Over the next hour, I learned about Willy. He was "slow." When he was born, the doctors predicted a short life. That was sixty-two years ago. Now he was well — and happy. He loved to sit by his mother on the porch and watch the cars go by. And he could sit all day long, unassisted.

As I listened, I could tell that his mother assisted him with everything: walking, bathing, clothing, eating. But this had to be inferred, for she spoke only of what he could do. She savored his every achievement and marveled at his independence. Once, he had almost buttoned his pants. On several occasions, he had correctly used a spoon. And he always recognized his aunt Myrna.

As Mrs. Hendricks spoke, I was drawn into her ethereal world. She was bewitching. With her soft, feathery voice, she pranced from word to word like a fairy. Her bubbly manner and impish tone had an anachronistic charm. She had aged; yet, with her son, she occupied an evergreen world where innocence prevailed. If sadness ever visited, it left no footprint.

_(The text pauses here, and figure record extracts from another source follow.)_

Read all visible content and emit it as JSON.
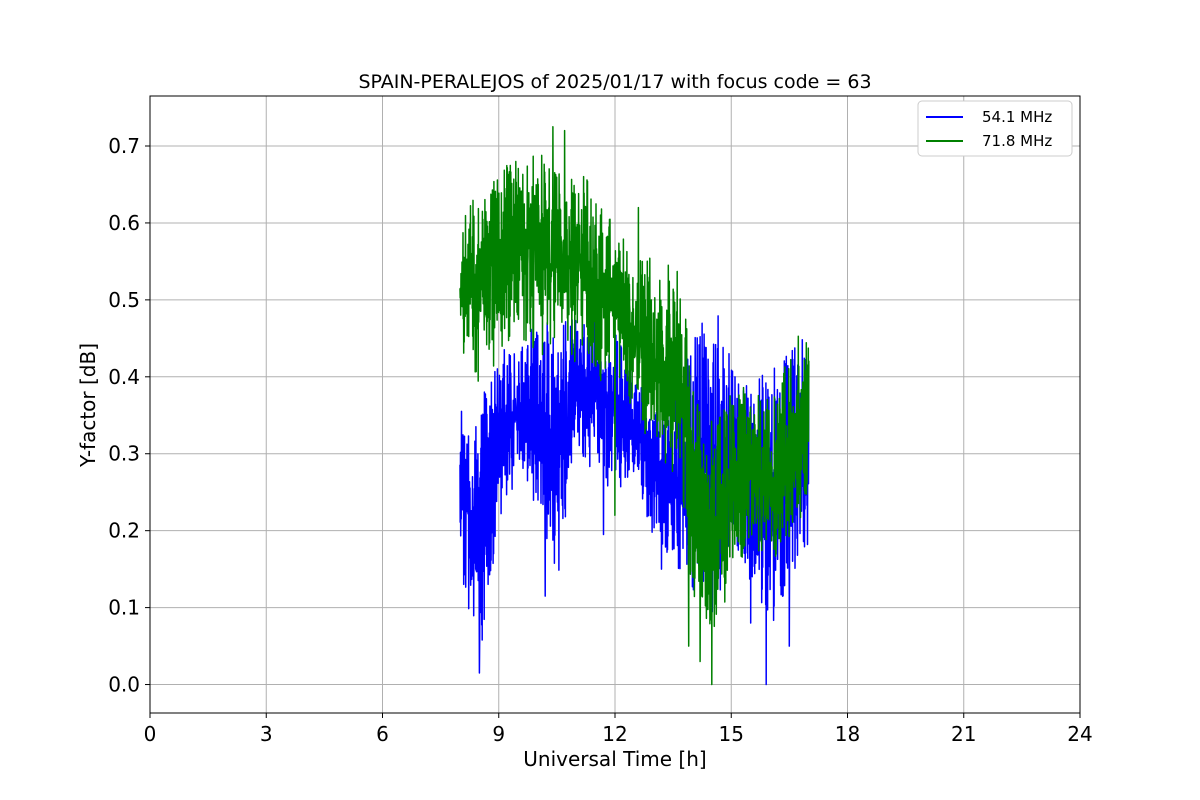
{
  "chart_data": {
    "type": "line",
    "title": "SPAIN-PERALEJOS of 2025/01/17 with focus code = 63",
    "xlabel": "Universal Time [h]",
    "ylabel": "Y-factor [dB]",
    "xlim": [
      0,
      24
    ],
    "ylim": [
      -0.037,
      0.765
    ],
    "xticks": [
      0,
      3,
      6,
      9,
      12,
      15,
      18,
      21,
      24
    ],
    "xtick_labels": [
      "0",
      "3",
      "6",
      "9",
      "12",
      "15",
      "18",
      "21",
      "24"
    ],
    "yticks": [
      0.0,
      0.1,
      0.2,
      0.3,
      0.4,
      0.5,
      0.6,
      0.7
    ],
    "ytick_labels": [
      "0.0",
      "0.1",
      "0.2",
      "0.3",
      "0.4",
      "0.5",
      "0.6",
      "0.7"
    ],
    "grid": true,
    "legend_position": "top-right",
    "series": [
      {
        "name": "54.1 MHz",
        "color": "#0000ff",
        "envelope": {
          "x": [
            8.0,
            8.3,
            8.6,
            9.0,
            9.5,
            10.0,
            10.5,
            11.0,
            11.5,
            12.0,
            12.5,
            13.0,
            13.5,
            13.9,
            14.3,
            14.7,
            15.0,
            15.5,
            16.0,
            16.5,
            17.0
          ],
          "low": [
            0.15,
            0.08,
            0.05,
            0.2,
            0.27,
            0.23,
            0.12,
            0.3,
            0.26,
            0.25,
            0.27,
            0.19,
            0.15,
            0.12,
            0.1,
            0.08,
            0.2,
            0.12,
            0.05,
            0.13,
            0.15
          ],
          "high": [
            0.42,
            0.32,
            0.4,
            0.45,
            0.44,
            0.48,
            0.47,
            0.5,
            0.49,
            0.46,
            0.4,
            0.37,
            0.38,
            0.44,
            0.48,
            0.48,
            0.43,
            0.38,
            0.44,
            0.48,
            0.44
          ]
        },
        "spikes": [
          [
            8.5,
            0.015
          ],
          [
            10.2,
            0.115
          ],
          [
            11.7,
            0.195
          ],
          [
            13.2,
            0.15
          ],
          [
            14.6,
            0.115
          ],
          [
            15.5,
            0.08
          ],
          [
            15.9,
            0.0
          ],
          [
            16.5,
            0.05
          ]
        ]
      },
      {
        "name": "71.8 MHz",
        "color": "#008000",
        "envelope": {
          "x": [
            8.0,
            8.3,
            8.6,
            9.0,
            9.5,
            10.0,
            10.5,
            11.0,
            11.5,
            12.0,
            12.5,
            13.0,
            13.5,
            13.8,
            14.0,
            14.3,
            14.7,
            15.0,
            15.5,
            16.0,
            16.5,
            17.0
          ],
          "low": [
            0.44,
            0.4,
            0.38,
            0.43,
            0.46,
            0.42,
            0.44,
            0.41,
            0.4,
            0.38,
            0.34,
            0.31,
            0.26,
            0.22,
            0.1,
            0.07,
            0.06,
            0.15,
            0.17,
            0.14,
            0.17,
            0.2
          ],
          "high": [
            0.6,
            0.63,
            0.66,
            0.68,
            0.68,
            0.7,
            0.69,
            0.67,
            0.65,
            0.62,
            0.58,
            0.55,
            0.56,
            0.5,
            0.4,
            0.33,
            0.36,
            0.38,
            0.39,
            0.37,
            0.45,
            0.48
          ]
        },
        "spikes": [
          [
            10.4,
            0.725
          ],
          [
            10.7,
            0.72
          ],
          [
            12.0,
            0.69
          ],
          [
            12.0,
            0.22
          ],
          [
            12.6,
            0.62
          ],
          [
            13.9,
            0.05
          ],
          [
            14.2,
            0.03
          ],
          [
            14.5,
            0.0
          ]
        ]
      }
    ]
  }
}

To hear her was to enter a realm of verdant pastures and placid lakes. Perhaps her elfish tone was an accommodation to her son's simplicity; or perhaps, by some miracle, her heart was impervious to erosion. I luxuriated in the cadence of her voice and was sad when her story finally ended. Before she left, I gave her a prescription and asked her to return in two weeks.

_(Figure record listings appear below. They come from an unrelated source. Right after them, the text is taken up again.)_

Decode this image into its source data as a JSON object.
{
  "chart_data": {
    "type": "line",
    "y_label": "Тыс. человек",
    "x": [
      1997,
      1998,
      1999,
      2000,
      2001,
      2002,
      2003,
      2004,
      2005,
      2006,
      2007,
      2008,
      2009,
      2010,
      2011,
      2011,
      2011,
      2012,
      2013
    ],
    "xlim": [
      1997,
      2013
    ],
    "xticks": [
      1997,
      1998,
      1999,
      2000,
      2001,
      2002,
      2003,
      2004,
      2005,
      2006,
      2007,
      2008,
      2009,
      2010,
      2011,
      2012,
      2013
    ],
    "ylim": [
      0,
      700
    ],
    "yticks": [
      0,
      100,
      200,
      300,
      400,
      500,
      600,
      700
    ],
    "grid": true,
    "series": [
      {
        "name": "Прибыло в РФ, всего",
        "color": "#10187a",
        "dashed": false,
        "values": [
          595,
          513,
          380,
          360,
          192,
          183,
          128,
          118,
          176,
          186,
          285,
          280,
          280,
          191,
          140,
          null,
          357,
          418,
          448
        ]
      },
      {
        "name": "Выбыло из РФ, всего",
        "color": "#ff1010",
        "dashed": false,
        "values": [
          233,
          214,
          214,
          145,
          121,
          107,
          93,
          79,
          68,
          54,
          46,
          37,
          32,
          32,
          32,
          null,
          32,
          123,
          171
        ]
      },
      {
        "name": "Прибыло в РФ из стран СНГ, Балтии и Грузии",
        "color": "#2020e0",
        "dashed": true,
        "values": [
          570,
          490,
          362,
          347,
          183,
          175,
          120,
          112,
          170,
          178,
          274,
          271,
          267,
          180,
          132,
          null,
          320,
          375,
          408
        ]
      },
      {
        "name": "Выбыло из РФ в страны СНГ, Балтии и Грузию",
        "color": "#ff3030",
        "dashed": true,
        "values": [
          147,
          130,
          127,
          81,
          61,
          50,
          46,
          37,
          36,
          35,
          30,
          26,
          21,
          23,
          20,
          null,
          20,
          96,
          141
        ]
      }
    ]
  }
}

And return she did -- repeatedly for seven years. At each visit, we reveled in Willy's exploits. He was Achilles in an ongoing epic, the provenance of a legend. Her tale was lush and limitless; her enthusiasm, incandescent. She had the world's greatest job — Willy's mother, exalted and triumphant.

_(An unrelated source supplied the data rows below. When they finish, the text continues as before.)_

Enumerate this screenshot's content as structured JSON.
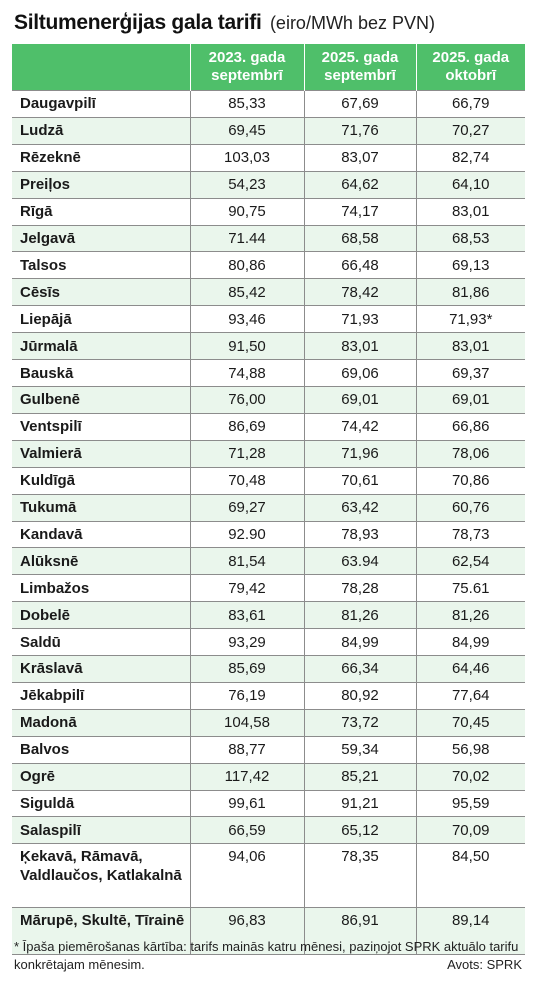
{
  "title": {
    "main": "Siltumenerģijas gala tarifi",
    "unit": "(eiro/MWh bez PVN)"
  },
  "columns": [
    {
      "line1": "2023. gada",
      "line2": "septembrī"
    },
    {
      "line1": "2025. gada",
      "line2": "septembrī"
    },
    {
      "line1": "2025. gada",
      "line2": "oktobrī"
    }
  ],
  "rows": [
    {
      "city": "Daugavpilī",
      "v1": "85,33",
      "v2": "67,69",
      "v3": "66,79"
    },
    {
      "city": "Ludzā",
      "v1": "69,45",
      "v2": "71,76",
      "v3": "70,27"
    },
    {
      "city": "Rēzeknē",
      "v1": "103,03",
      "v2": "83,07",
      "v3": "82,74"
    },
    {
      "city": "Preiļos",
      "v1": "54,23",
      "v2": "64,62",
      "v3": "64,10"
    },
    {
      "city": "Rīgā",
      "v1": "90,75",
      "v2": "74,17",
      "v3": "83,01"
    },
    {
      "city": "Jelgavā",
      "v1": "71.44",
      "v2": "68,58",
      "v3": "68,53"
    },
    {
      "city": "Talsos",
      "v1": "80,86",
      "v2": "66,48",
      "v3": "69,13"
    },
    {
      "city": "Cēsīs",
      "v1": "85,42",
      "v2": "78,42",
      "v3": "81,86"
    },
    {
      "city": "Liepājā",
      "v1": "93,46",
      "v2": "71,93",
      "v3": "71,93*"
    },
    {
      "city": "Jūrmalā",
      "v1": "91,50",
      "v2": "83,01",
      "v3": "83,01"
    },
    {
      "city": "Bauskā",
      "v1": "74,88",
      "v2": "69,06",
      "v3": "69,37"
    },
    {
      "city": "Gulbenē",
      "v1": "76,00",
      "v2": "69,01",
      "v3": "69,01"
    },
    {
      "city": "Ventspilī",
      "v1": "86,69",
      "v2": "74,42",
      "v3": "66,86"
    },
    {
      "city": "Valmierā",
      "v1": "71,28",
      "v2": "71,96",
      "v3": "78,06"
    },
    {
      "city": "Kuldīgā",
      "v1": "70,48",
      "v2": "70,61",
      "v3": "70,86"
    },
    {
      "city": "Tukumā",
      "v1": "69,27",
      "v2": "63,42",
      "v3": "60,76"
    },
    {
      "city": "Kandavā",
      "v1": "92.90",
      "v2": "78,93",
      "v3": "78,73"
    },
    {
      "city": "Alūksnē",
      "v1": "81,54",
      "v2": "63.94",
      "v3": "62,54"
    },
    {
      "city": "Limbažos",
      "v1": "79,42",
      "v2": "78,28",
      "v3": "75.61"
    },
    {
      "city": "Dobelē",
      "v1": "83,61",
      "v2": "81,26",
      "v3": "81,26"
    },
    {
      "city": "Saldū",
      "v1": "93,29",
      "v2": "84,99",
      "v3": "84,99"
    },
    {
      "city": "Krāslavā",
      "v1": "85,69",
      "v2": "66,34",
      "v3": "64,46"
    },
    {
      "city": "Jēkabpilī",
      "v1": "76,19",
      "v2": "80,92",
      "v3": "77,64"
    },
    {
      "city": "Madonā",
      "v1": "104,58",
      "v2": "73,72",
      "v3": "70,45"
    },
    {
      "city": "Balvos",
      "v1": "88,77",
      "v2": "59,34",
      "v3": "56,98"
    },
    {
      "city": "Ogrē",
      "v1": "117,42",
      "v2": "85,21",
      "v3": "70,02"
    },
    {
      "city": "Siguldā",
      "v1": "99,61",
      "v2": "91,21",
      "v3": "95,59"
    },
    {
      "city": "Salaspilī",
      "v1": "66,59",
      "v2": "65,12",
      "v3": "70,09"
    },
    {
      "city": "Ķekavā, Rāmavā, Valdlaučos, Katlakalnā",
      "v1": "94,06",
      "v2": "78,35",
      "v3": "84,50"
    },
    {
      "city": "Mārupē, Skultē, Tīrainē",
      "v1": "96,83",
      "v2": "86,91",
      "v3": "89,14"
    }
  ],
  "footnote": "* Īpaša piemērošanas kārtība: tarifs mainās katru mēnesi, paziņojot SPRK aktuālo tarifu konkrētajam mēnesim.",
  "source": "Avots: SPRK",
  "colors": {
    "header_green": "#4fbf6a",
    "row_stripe": "#eaf6ec",
    "grid_line": "#8c8c8c"
  }
}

Over the years, Mrs. Hendricks missed only two appointments, both because she could not find a sitter for Willy. But that did not matter. To fault this paragon of motherhood her truancy was unfathomable.

And so on that lovely spring morning three years ago, I was delighted to see her name on the list. As always, she arrived punctually.

I entered the room and turned to greet her -- and upon seeing her, was stunned. She was gazing forward, tears streaming down her cheeks. Her tortured face made me recoil.

"What happened?" I asked.

She responded with the plangent cry of a lamb being devoured. Her eyes protruded as if a ghost had appeared. Her lips quivered; her hands shook. Through sobs and snorts, she muttered a few broken words. Then, slowly, as her voice cleared, she began her lachrymose tale.

Willy had caught a cold. After a few days, he had started to feel better, but then developed a fever. Soon he was coughing and congested. The next morning, he was confused. The ambulance was called, but he fell asleep before it arrived and never awoke.

Her story complete, Mrs. Hendricks fell silent. Her head was bowed, her eyes were closed, her arms outstretched. She was the pieta incarnate. I gazed at her as I would gaze upon the Pyramids of Giza -- with awe befitting a work of ineffable grandeur. That she had been devoted to her son was unremarkable, but that she had subsumed every thought, word, and action for more that sixty years to the care of a disabled child, boy, and man — indeed, to her very soul — was breathtaking.

I tried to comfort her. I told her we would discuss her health another time, but I knew there would be no other time. She would never return.

Three years passed without a word. Then one day, her nephew called to say she had died.

I forwent dinner that evening and went to my bedroom. There I listened to a recording of Beethoven's final sonata -- and journeyed into sublimity. As the piano evanesced, I was transported to the very altar of music.

Mrs. Hendricks's influence had been similarly transcendent. She had been my bard for seven years. My fascination with her, born of amusement, had evolved into a reflection on archetypal virtue. Indeed, to gaze at her divine countenance was to rise above her broken heart, bask in her goodness, and witness the face of Love itself.

*The patient's name was changed to maintain confidentiality.